DBRS Confirms Ratings of FREMF 2013-K26 Mortgage Trust, Series 2013-K26
CMBSDBRS Limited (DBRS) has today confirmed the ratings of the following Multifamily Mortgage Pass-Through Certificates, Series 2013-K26 issued by FREMF 2013-K26:
-- Classes A-1 at AAA (sf)
-- Classes A-2 at AAA (sf)
-- Classes X1 at AAA (sf)
-- Classes X2-A at AAA (sf)
-- Class B at AA (low) (sf)
-- Class C at A (low) (sf)
All trends are Stable.
The rating confirmations reflect the overall stability of the pool, which has experienced a collateral reduction of 0.9% since issuance as a result of scheduled loan amortization. At issuance, the pool consisted of 81 fixed-rate loans secured by 81 multifamily properties. As of the March 2015 remittance, all of the original 81 loans remain in the pool with an aggregate outstanding principal balance of $1,453.0 million. The top 15 loans continue to exhibit stable performance with a weighted-average (WA) debt service coverage ratio (DSCR) and WA debt yield of 1.56 times (x) and 8.0%, respectively. There are no delinquent or specially serviced loans as of the March 2015 remittance. However, there is one loan on the servicer’s watchlist which is highlighted below.

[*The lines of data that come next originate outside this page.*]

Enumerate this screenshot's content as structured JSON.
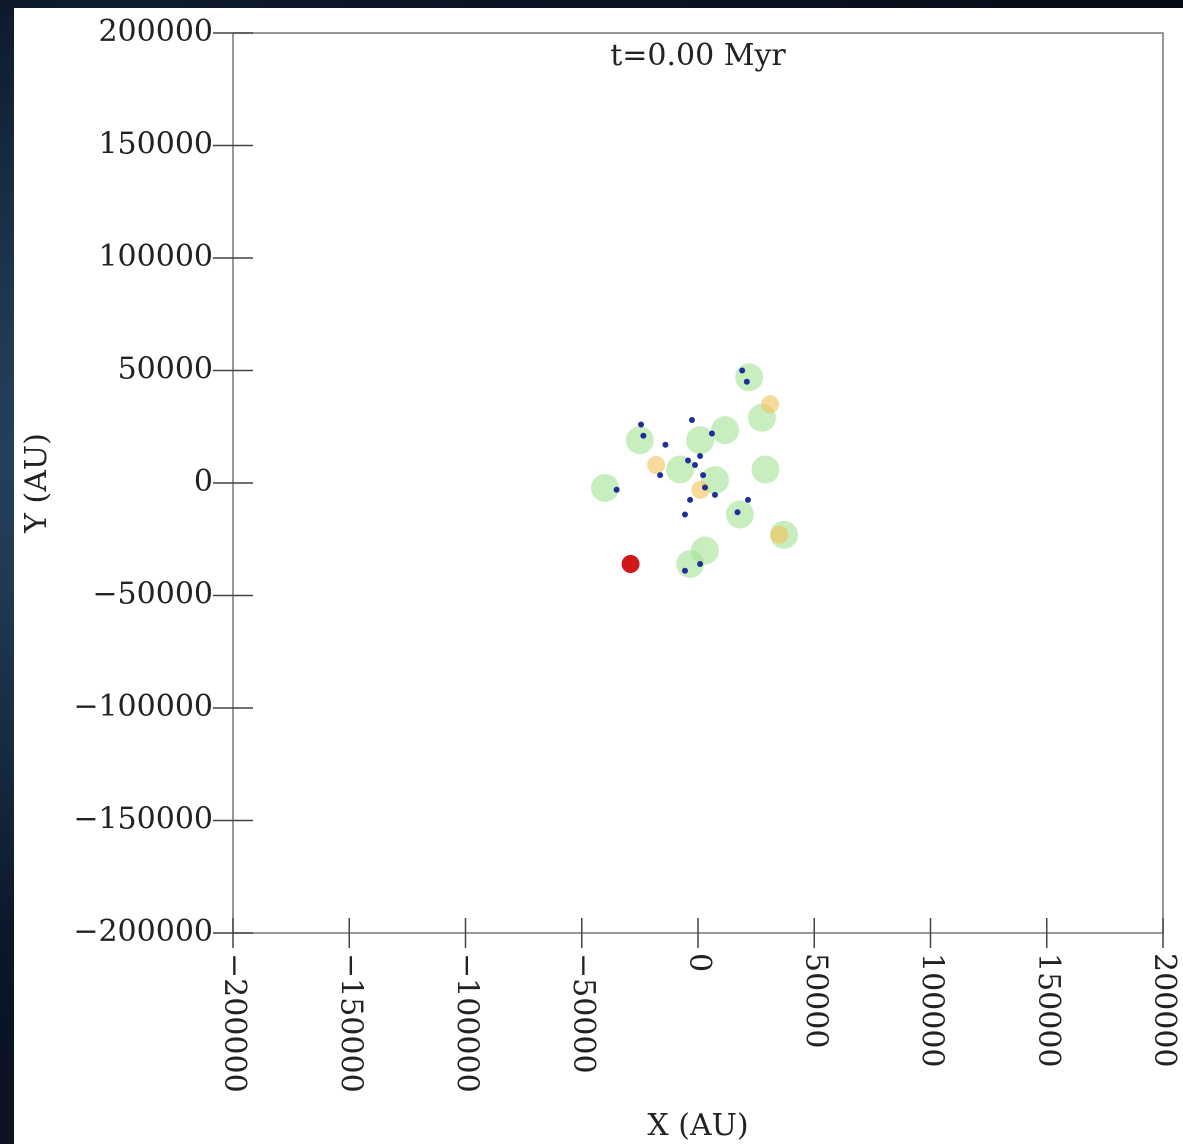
{
  "chart_data": {
    "type": "scatter",
    "title": "t=0.00 Myr",
    "x_label": "X (AU)",
    "y_label": "Y (AU)",
    "xlim": [
      -200000,
      200000
    ],
    "ylim": [
      -200000,
      200000
    ],
    "xticks": [
      {
        "value": -200000,
        "label": "−200000"
      },
      {
        "value": -150000,
        "label": "−150000"
      },
      {
        "value": -100000,
        "label": "−100000"
      },
      {
        "value": -50000,
        "label": "−50000"
      },
      0,
      50000,
      100000,
      150000,
      200000
    ],
    "yticks": [
      {
        "value": -200000,
        "label": "−200000"
      },
      {
        "value": -150000,
        "label": "−150000"
      },
      {
        "value": -100000,
        "label": "−100000"
      },
      {
        "value": -50000,
        "label": "−50000"
      },
      0,
      50000,
      100000,
      150000,
      200000
    ],
    "series": [
      {
        "color": "#9be08a",
        "x": [
          22000,
          27500,
          900,
          -7700,
          7300,
          29000,
          -40000,
          18000,
          3000,
          37000,
          -25000,
          -3400,
          11600
        ],
        "values": [
          47000,
          29000,
          19000,
          6000,
          1300,
          6000,
          -2200,
          -14000,
          -30000,
          -23000,
          19000,
          -36000,
          23500
        ]
      },
      {
        "color": "#f2c25a",
        "x": [
          31000,
          35000,
          1000,
          -18000
        ],
        "values": [
          35000,
          -23000,
          -3000,
          8000
        ]
      },
      {
        "color": "#1f2f9a",
        "x": [
          19000,
          21000,
          -24500,
          -23500,
          -2600,
          6000,
          -14000,
          900,
          -4300,
          -1300,
          2200,
          -16300,
          -35000,
          3000,
          -3400,
          7300,
          -5600,
          21500,
          17000,
          -5600,
          900
        ],
        "values": [
          50000,
          45000,
          26000,
          21000,
          28000,
          22000,
          17000,
          12000,
          10000,
          8000,
          3500,
          3500,
          -3000,
          -2000,
          -7500,
          -5300,
          -14000,
          -7500,
          -13000,
          -39000,
          -36000
        ]
      },
      {
        "color": "#d01818",
        "x": [
          -29000
        ],
        "values": [
          -36000
        ]
      }
    ]
  }
}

Villa San Marco (Prospectus ID#70, representing 0.4% of the current pool balance) is secured by a multifamily property located in Tallahassee, Florida, with close proximity to Florida State University, Florida A&M University and Tallahassee Community College. The loan is on the servicer’s watchlist as a result of the Q3 2014 DSCR and occupancy rate declining to 0.73x and 84.0%, respectively, from 0.91x and 98% at YE2013. The asset is classified as a student-housing property, and according to the September 2014 rent roll, the property was achieving average rental rates of $355 per bed. The servicer has reported that the decline in performance is attributed to new competition that has entered the local market, which has led the borrower to lower rates and offer incentives in order to attract and retain tenants. The July 2014 servicer site inspection shows the property to be in average condition. DBRS has followed up with the servicer in regards to the borrower’s current marketing strategy and pre-leasing figures ahead of the 2015–2016 school year. Despite the recent decline in performance, the loan benefits from an experienced and financially strong borrower, who is a repeat client of Freddie Mac.
DBRS maintains an investment-grade shadow rating on the Oakwood Falls Church loan, which represents 3.7% of the current pool balance. DBRS has today confirmed that the performance of the loan remains consistent with investment-grade loan characteristics.
DBRS continues to monitor this transaction in its Monthly CMBS Surveillance Report, with additional information on the DBRS viewpoint for this transaction, including details on the largest loans in the pool and the loan on the servicer’s watchlist. The April 2015 monthly surveillance report for this transaction will be published shortly. If you are interested in receiving this report, contact us at info@dbrs.com
Notes:
All figures are in U.S. dollars unless otherwise noted.
This rating is endorsed by DBRS Ratings Limited for use in the European Union.
The applicable methodologies are North American CMBS Rating Methodology (March 2015) and CMBS North American Surveillance (January 2015), which can be found on our website under Methodologies.